Bien-être au travail, épanouissement, équipe

Un dernier mot pour la fin ?

À tous ceux qui se posent des questions sur les Chief Happiness Officers, qui souhaitent le devenir eux-mêmes, en instaurer un dans leur organisation ou simplement mieux comprendre les enjeux autour de cette fonction, l’Observatoire Spinoza, la branche études de la Fabrique Spinoza a produit un guide pratique exhaustif sur la profession : « Chief Happiness Officer : Quelle réalité derrière les fantasmes ». Il est en libre accès et téléchargeable gratuitement ici.

Il existe aussi beaucoup d’autres ressources au sujet du Bien-Être au Travail, disponibles sur le site de la Fabrique.

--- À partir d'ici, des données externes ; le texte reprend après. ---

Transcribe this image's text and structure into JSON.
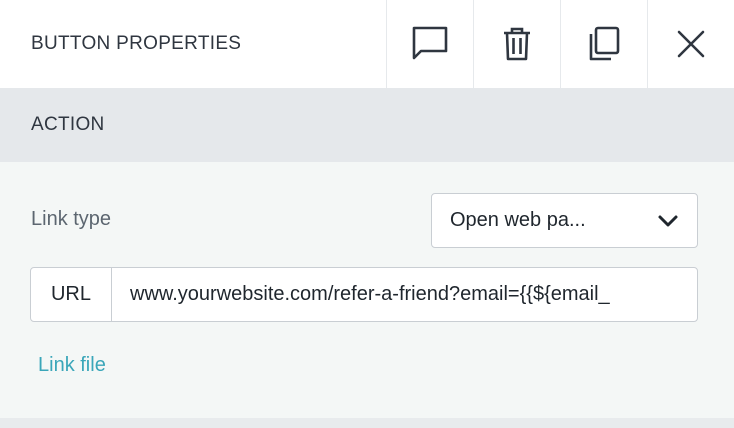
{
  "header": {
    "title": "BUTTON PROPERTIES",
    "actions": [
      {
        "icon": "comment-icon"
      },
      {
        "icon": "trash-icon"
      },
      {
        "icon": "duplicate-icon"
      },
      {
        "icon": "close-icon"
      }
    ]
  },
  "section": {
    "title": "ACTION",
    "link_type": {
      "label": "Link type",
      "selected": "Open web pa...",
      "icon": "chevron-down-icon"
    },
    "url": {
      "prefix": "URL",
      "value": "www.yourwebsite.com/refer-a-friend?email={{${email_"
    },
    "link_file_label": "Link file"
  },
  "colors": {
    "text": "#2f3640",
    "section_bg": "#e5e8eb",
    "body_bg": "#f4f7f6",
    "border": "#c9ced3",
    "link": "#3aa6b9"
  }
}
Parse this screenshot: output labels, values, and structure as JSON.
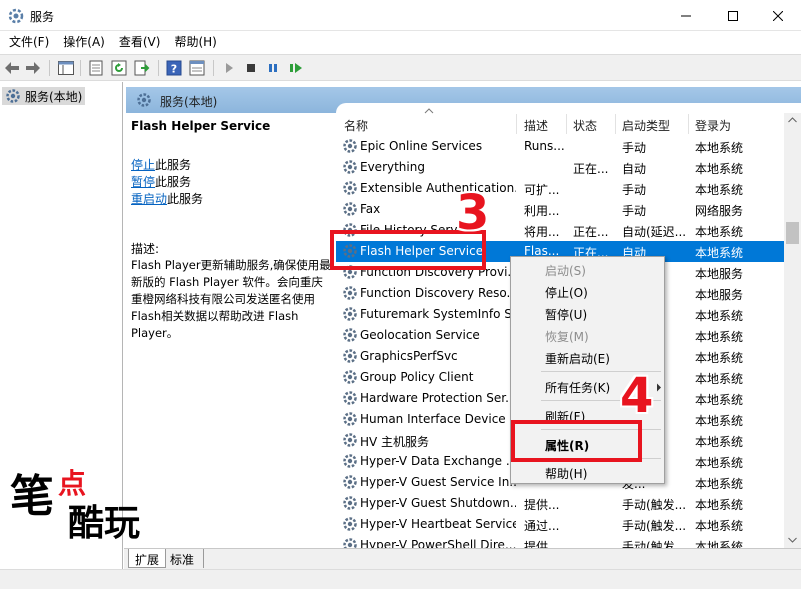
{
  "window": {
    "title": "服务"
  },
  "menubar": {
    "items": [
      "文件(F)",
      "操作(A)",
      "查看(V)",
      "帮助(H)"
    ]
  },
  "tree": {
    "root": "服务(本地)"
  },
  "pane": {
    "header": "服务(本地)"
  },
  "details": {
    "service_name": "Flash Helper Service",
    "stop_link": "停止",
    "stop_suffix": "此服务",
    "pause_link": "暂停",
    "pause_suffix": "此服务",
    "restart_link": "重启动",
    "restart_suffix": "此服务",
    "desc_label": "描述:",
    "desc_text": "Flash Player更新辅助服务,确保使用最新版的 Flash Player 软件。会向重庆重橙网络科技有限公司发送匿名使用Flash相关数据以帮助改进 Flash Player。"
  },
  "list": {
    "columns": {
      "name": "名称",
      "desc": "描述",
      "status": "状态",
      "type": "启动类型",
      "logon": "登录为"
    },
    "rows": [
      {
        "name": "Epic Online Services",
        "desc": "Runs...",
        "status": "",
        "type": "手动",
        "logon": "本地系统"
      },
      {
        "name": "Everything",
        "desc": "",
        "status": "正在...",
        "type": "自动",
        "logon": "本地系统"
      },
      {
        "name": "Extensible Authentication...",
        "desc": "可扩...",
        "status": "",
        "type": "手动",
        "logon": "本地系统"
      },
      {
        "name": "Fax",
        "desc": "利用...",
        "status": "",
        "type": "手动",
        "logon": "网络服务"
      },
      {
        "name": "File History Service",
        "desc": "将用...",
        "status": "正在...",
        "type": "自动(延迟...",
        "logon": "本地系统"
      },
      {
        "name": "Flash Helper Service",
        "desc": "Flas...",
        "status": "正在...",
        "type": "自动",
        "logon": "本地系统",
        "selected": true
      },
      {
        "name": "Function Discovery Provi...",
        "desc": "",
        "status": "",
        "type": "",
        "logon": "本地服务"
      },
      {
        "name": "Function Discovery Reso...",
        "desc": "",
        "status": "",
        "type": "发...",
        "logon": "本地服务"
      },
      {
        "name": "Futuremark SystemInfo S...",
        "desc": "",
        "status": "",
        "type": "",
        "logon": "本地系统"
      },
      {
        "name": "Geolocation Service",
        "desc": "",
        "status": "",
        "type": "发...",
        "logon": "本地系统"
      },
      {
        "name": "GraphicsPerfSvc",
        "desc": "",
        "status": "",
        "type": "发...",
        "logon": "本地系统"
      },
      {
        "name": "Group Policy Client",
        "desc": "",
        "status": "",
        "type": "",
        "logon": "本地系统"
      },
      {
        "name": "Hardware Protection Ser...",
        "desc": "",
        "status": "",
        "type": "",
        "logon": "本地系统"
      },
      {
        "name": "Human Interface Device ...",
        "desc": "",
        "status": "",
        "type": "",
        "logon": "本地系统"
      },
      {
        "name": "HV 主机服务",
        "desc": "",
        "status": "",
        "type": "",
        "logon": "本地系统"
      },
      {
        "name": "Hyper-V Data Exchange ...",
        "desc": "",
        "status": "",
        "type": "",
        "logon": "本地系统"
      },
      {
        "name": "Hyper-V Guest Service In...",
        "desc": "",
        "status": "",
        "type": "发...",
        "logon": "本地系统"
      },
      {
        "name": "Hyper-V Guest Shutdown...",
        "desc": "提供...",
        "status": "",
        "type": "手动(触发...",
        "logon": "本地系统"
      },
      {
        "name": "Hyper-V Heartbeat Service",
        "desc": "通过...",
        "status": "",
        "type": "手动(触发...",
        "logon": "本地系统"
      },
      {
        "name": "Hyper-V PowerShell Dire...",
        "desc": "提供...",
        "status": "",
        "type": "手动(触发...",
        "logon": "本地系统"
      }
    ]
  },
  "context_menu": {
    "start": "启动(S)",
    "stop": "停止(O)",
    "pause": "暂停(U)",
    "resume": "恢复(M)",
    "restart": "重新启动(E)",
    "all_tasks": "所有任务(K)",
    "refresh": "刷新(F)",
    "properties": "属性(R)",
    "help": "帮助(H)"
  },
  "annotations": {
    "step3": "3",
    "step4": "4"
  },
  "tabs": {
    "extended": "扩展",
    "standard": "标准"
  },
  "watermark": {
    "c1": "笔",
    "c2": "点",
    "c3": "酷玩"
  },
  "colors": {
    "selection": "#0078d7",
    "highlight": "#e8141f",
    "link": "#0563c1"
  },
  "icons": [
    "services-icon",
    "gear-icon",
    "back-icon",
    "forward-icon",
    "play-icon",
    "stop-icon",
    "pause-icon",
    "resume-icon"
  ]
}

Céline Souveton est Chief Happiness Officer de Transition et Consultante Bien-Être au Travail pour Action Spinoza, la branche Conseil et Formation de @La Fabrique Spinoza. Elle intervient en entreprise pour accompagner la mise en place de stratégies et d’actions en faveur de la Qualité de Vie au Travail. Elle a également fondé en 2017 le Wonder Lab, une structure d’accompagnement et de développement des soft skills en entreprise.